University knowledge improves aircraft wing designs
An algorithm developed at Bath has helped improve the process of manufacturing composite wings for the next generation of commercial aircraft.
The algorithm, combining fundamental knowledge from the university with know how from industry, is an integral part of a complex optimisation process for the design of wing skins.
The A350-XWB was the first Airbus airliner to use composite wings, making them structurally lighter than airliners with metallic wings. With over 700 orders for the aircraft, the company was keen to optimise processes while mitigating risk associated with manufacturing the new wing.

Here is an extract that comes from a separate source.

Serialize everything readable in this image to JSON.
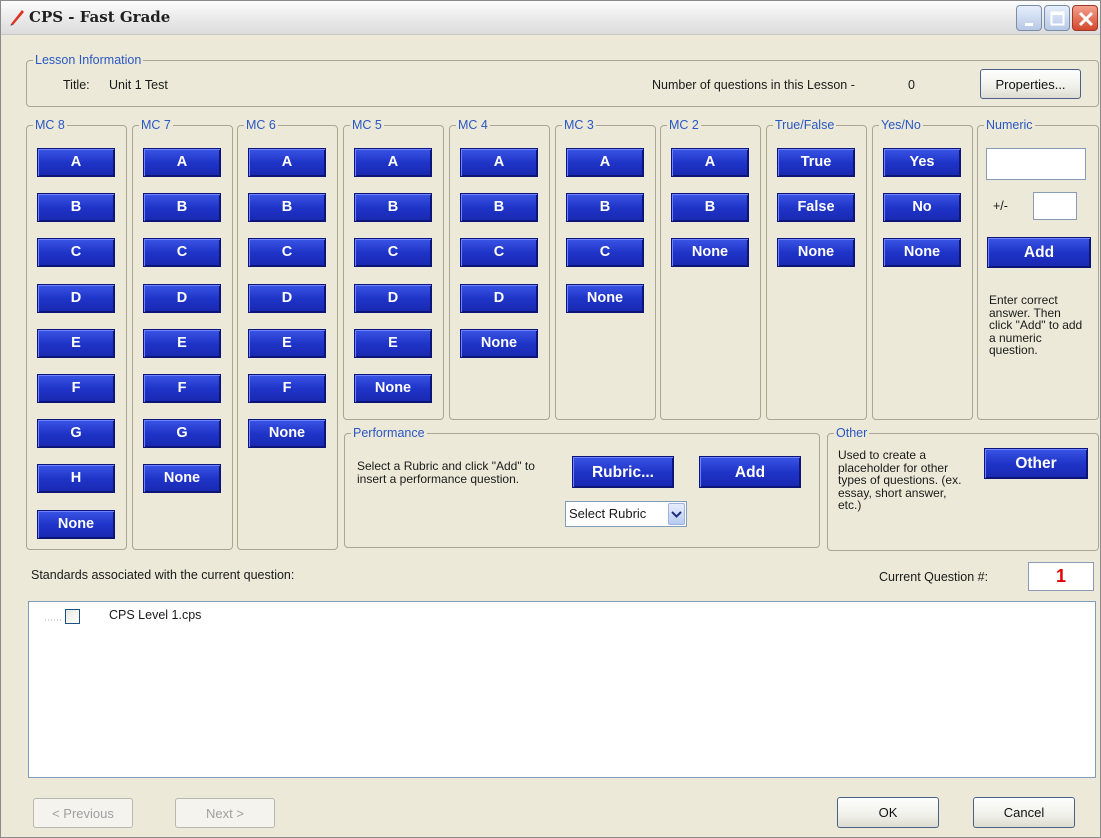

Collaboration with Airbus and GKN Aerospace
A 30 metre wing is made up of laminated skin panels, varying from over 100 layers thick in some panels to ten layers thick in others. Both the laminate thickness in each panel and the fibre orientation of each layer within the laminate must be considered for an optimum design. Professor Richard Butler and a team of researchers developed a genetic algorithm to optimise the design of composite wing skins while taking into account strength, design and manufacturing requirements.

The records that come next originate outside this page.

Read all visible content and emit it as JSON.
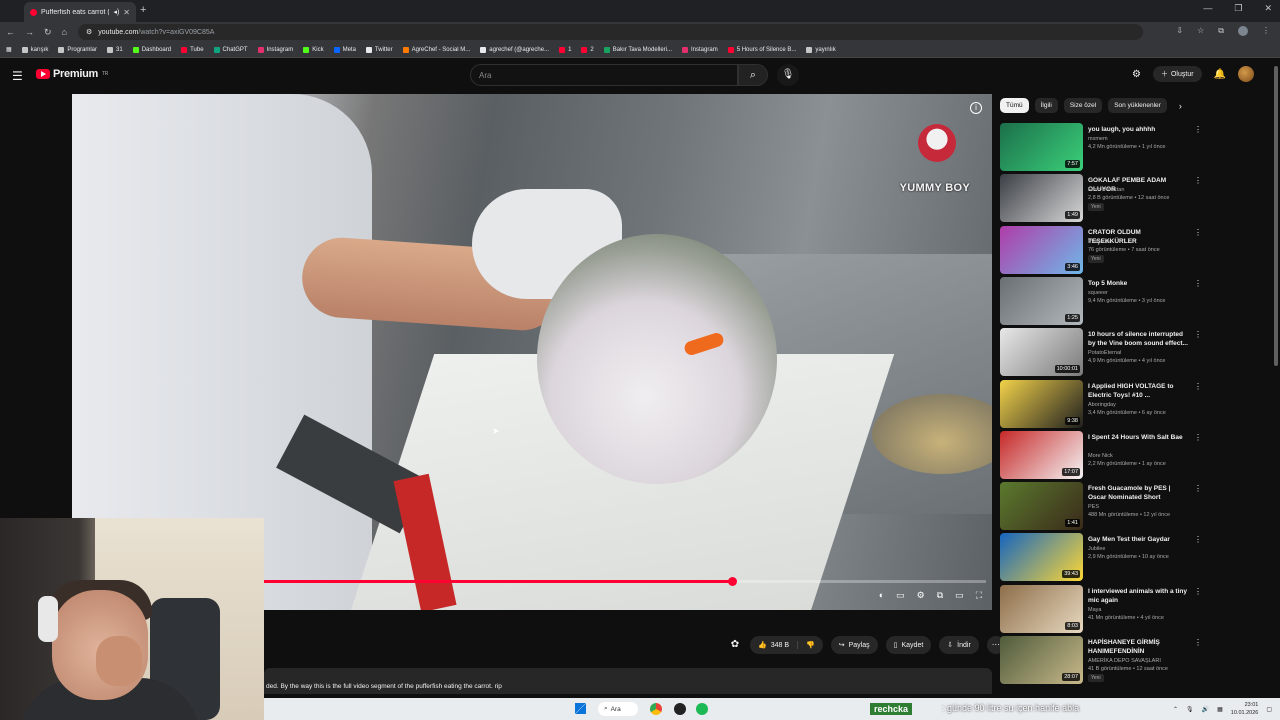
{
  "browser": {
    "tab_title": "Pufferfish eats carrot (full v...",
    "url_domain": "youtube.com",
    "url_path": "/watch?v=axiGV09C85A",
    "bookmarks": [
      {
        "label": "karışık",
        "color": "#c4c7c5"
      },
      {
        "label": "Programlar",
        "color": "#c4c7c5"
      },
      {
        "label": "31",
        "color": "#c4c7c5"
      },
      {
        "label": "Dashboard",
        "color": "#53fc18"
      },
      {
        "label": "Tube",
        "color": "#ff0033"
      },
      {
        "label": "ChatGPT",
        "color": "#10a37f"
      },
      {
        "label": "Instagram",
        "color": "#e1306c"
      },
      {
        "label": "Kick",
        "color": "#53fc18"
      },
      {
        "label": "Meta",
        "color": "#0866ff"
      },
      {
        "label": "Twitter",
        "color": "#e7e9ea"
      },
      {
        "label": "AgreChef - Social M...",
        "color": "#ff7a00"
      },
      {
        "label": "agrechef (@agreche...",
        "color": "#e7e9ea"
      },
      {
        "label": "1",
        "color": "#ff0033"
      },
      {
        "label": "2",
        "color": "#ff0033"
      },
      {
        "label": "Bakır Tava Modelleri...",
        "color": "#1aa260"
      },
      {
        "label": "Instagram",
        "color": "#e1306c"
      },
      {
        "label": "5 Hours of Silence B...",
        "color": "#ff0033"
      },
      {
        "label": "yayınlık",
        "color": "#c4c7c5"
      }
    ]
  },
  "youtube": {
    "logo": "Premium",
    "logo_region": "TR",
    "search_placeholder": "Ara",
    "create_label": "Oluştur"
  },
  "video": {
    "watermark": "YUMMY BOY",
    "progress_fraction": 0.648
  },
  "actions": {
    "likes": "348 B",
    "share": "Paylaş",
    "save": "Kaydet",
    "download": "İndir"
  },
  "description": "ded. By the way this is the full video segment of the pufferfish eating the carrot. rip",
  "chips": [
    "Tümü",
    "İlgili",
    "Size özel",
    "Son yüklenenler"
  ],
  "related": [
    {
      "title": "you laugh, you ahhhh",
      "channel": "mxmem",
      "meta": "4,2 Mn görüntüleme • 1 yıl önce",
      "duration": "7:57",
      "new": "",
      "colors": [
        "#1b6f4a",
        "#3bd07a"
      ]
    },
    {
      "title": "GOKALAF PEMBE ADAM OLUYOR",
      "channel": "Emin Doruktan",
      "meta": "2,8 B görüntüleme • 12 saat önce",
      "duration": "1:49",
      "new": "Yeni",
      "colors": [
        "#3b3f45",
        "#d8d8d8"
      ]
    },
    {
      "title": "CRATOR OLDUM TEŞEKKÜRLER",
      "channel": "Pkid sude",
      "meta": "76 görüntüleme • 7 saat önce",
      "duration": "3:46",
      "new": "Yeni",
      "colors": [
        "#b03ca8",
        "#6fb8e8"
      ]
    },
    {
      "title": "Top 5 Monke",
      "channel": "squeeer",
      "meta": "9,4 Mn görüntüleme • 3 yıl önce",
      "duration": "1:25",
      "new": "",
      "colors": [
        "#6a6f74",
        "#b3b8bc"
      ]
    },
    {
      "title": "10 hours of silence interrupted by the Vine boom sound effect...",
      "channel": "PotatoEternal",
      "meta": "4,9 Mn görüntüleme • 4 yıl önce",
      "duration": "10:00:01",
      "new": "",
      "colors": [
        "#e8e8e8",
        "#7a7a7a"
      ]
    },
    {
      "title": "I Applied HIGH VOLTAGE to Electric Toys! #10 ...",
      "channel": "Aboringday",
      "meta": "3,4 Mn görüntüleme • 6 ay önce",
      "duration": "9:38",
      "new": "",
      "colors": [
        "#f2d24a",
        "#1f1f1f"
      ]
    },
    {
      "title": "I Spent 24 Hours With Salt Bae",
      "channel": "More Nick",
      "meta": "2,2 Mn görüntüleme • 1 ay önce",
      "duration": "17:07",
      "new": "",
      "colors": [
        "#c62828",
        "#f5f5f5"
      ]
    },
    {
      "title": "Fresh Guacamole by PES | Oscar Nominated Short",
      "channel": "PES",
      "meta": "488 Mn görüntüleme • 12 yıl önce",
      "duration": "1:41",
      "new": "",
      "colors": [
        "#5b7a2e",
        "#3a2a1a"
      ]
    },
    {
      "title": "Gay Men Test their Gaydar",
      "channel": "Jubilee",
      "meta": "2,9 Mn görüntüleme • 10 ay önce",
      "duration": "39:43",
      "new": "",
      "colors": [
        "#1565c0",
        "#fdd835"
      ]
    },
    {
      "title": "I interviewed animals with a tiny mic again",
      "channel": "Maya",
      "meta": "41 Mn görüntüleme • 4 yıl önce",
      "duration": "8:03",
      "new": "",
      "colors": [
        "#8d6e4a",
        "#e8d9c0"
      ]
    },
    {
      "title": "HAPİSHANEYE GİRMİŞ HANIMEFENDİNİN DEPOSUNU...",
      "channel": "AMERİKA DEPO SAVAŞLARI",
      "meta": "41 B görüntüleme • 12 saat önce",
      "duration": "28:07",
      "new": "Yeni",
      "colors": [
        "#4e5b3a",
        "#c9b98a"
      ]
    }
  ],
  "taskbar": {
    "search_label": "Ara",
    "ticker_user": "rechcka",
    "ticker_text": ": günde 90 litre su içen hanife abla",
    "time": "23:01",
    "date": "10.01.2026"
  }
}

The laminated rear spar of an A350-XWB is manufactured by robots at GKN Aerospace using a layering method of composite fibres. If a fault occurs during this process there is a risk of buckling or wrinkling in the layers, leading to delamination. This can reduce the strength of the complete spar by up to 60% and compromise component safety. Defective parts are rejected, costing the company time and money.

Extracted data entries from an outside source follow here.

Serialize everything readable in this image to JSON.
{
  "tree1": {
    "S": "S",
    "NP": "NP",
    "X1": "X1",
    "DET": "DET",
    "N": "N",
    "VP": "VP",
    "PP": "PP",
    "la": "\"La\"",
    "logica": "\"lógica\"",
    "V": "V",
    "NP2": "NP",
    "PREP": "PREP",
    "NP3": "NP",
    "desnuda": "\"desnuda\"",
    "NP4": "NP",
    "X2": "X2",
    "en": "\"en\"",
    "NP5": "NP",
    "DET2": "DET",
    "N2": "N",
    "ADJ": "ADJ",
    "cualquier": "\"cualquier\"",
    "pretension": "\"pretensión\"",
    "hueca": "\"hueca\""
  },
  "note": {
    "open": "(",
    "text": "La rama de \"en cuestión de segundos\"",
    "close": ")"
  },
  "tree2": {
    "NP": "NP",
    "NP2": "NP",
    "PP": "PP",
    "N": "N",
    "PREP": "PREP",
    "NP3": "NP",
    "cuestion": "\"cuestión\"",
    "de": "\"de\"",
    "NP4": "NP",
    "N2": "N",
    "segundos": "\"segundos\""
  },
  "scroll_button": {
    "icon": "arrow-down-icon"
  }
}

Our researchers analysed the laminate consolidation process for the wing spars and adapted geological folding models, developed at the University, to predict fibre wrinkling during the manufacture of laminated composite components.
Lighter wings create fuel savings
The new genetic algorithm directly improved the design of composite wing skins and had both an economic and environmental impact. The lighter weight wing saved one tonne of fuel per typical flight compared to airliners with metallic wings. The total fuel saving amounts to around 40,000 tonnes over the design life of each aircraft. This represents a reduction in CO2 emissions of 126,000 tonnes and a cost saving of more than £28 million at current fuel prices.
The research analysis of wing spars has led to improved manufacturing processes. It's helped to minimise defects occurring during manufacture, as well as achieving satisfactory part quality for production rates of spars with a final value of £1 million each.
This research was part of our REF 2014 submission for Aeronautical, Mechanical, Chemical and Manufacturing Engineering.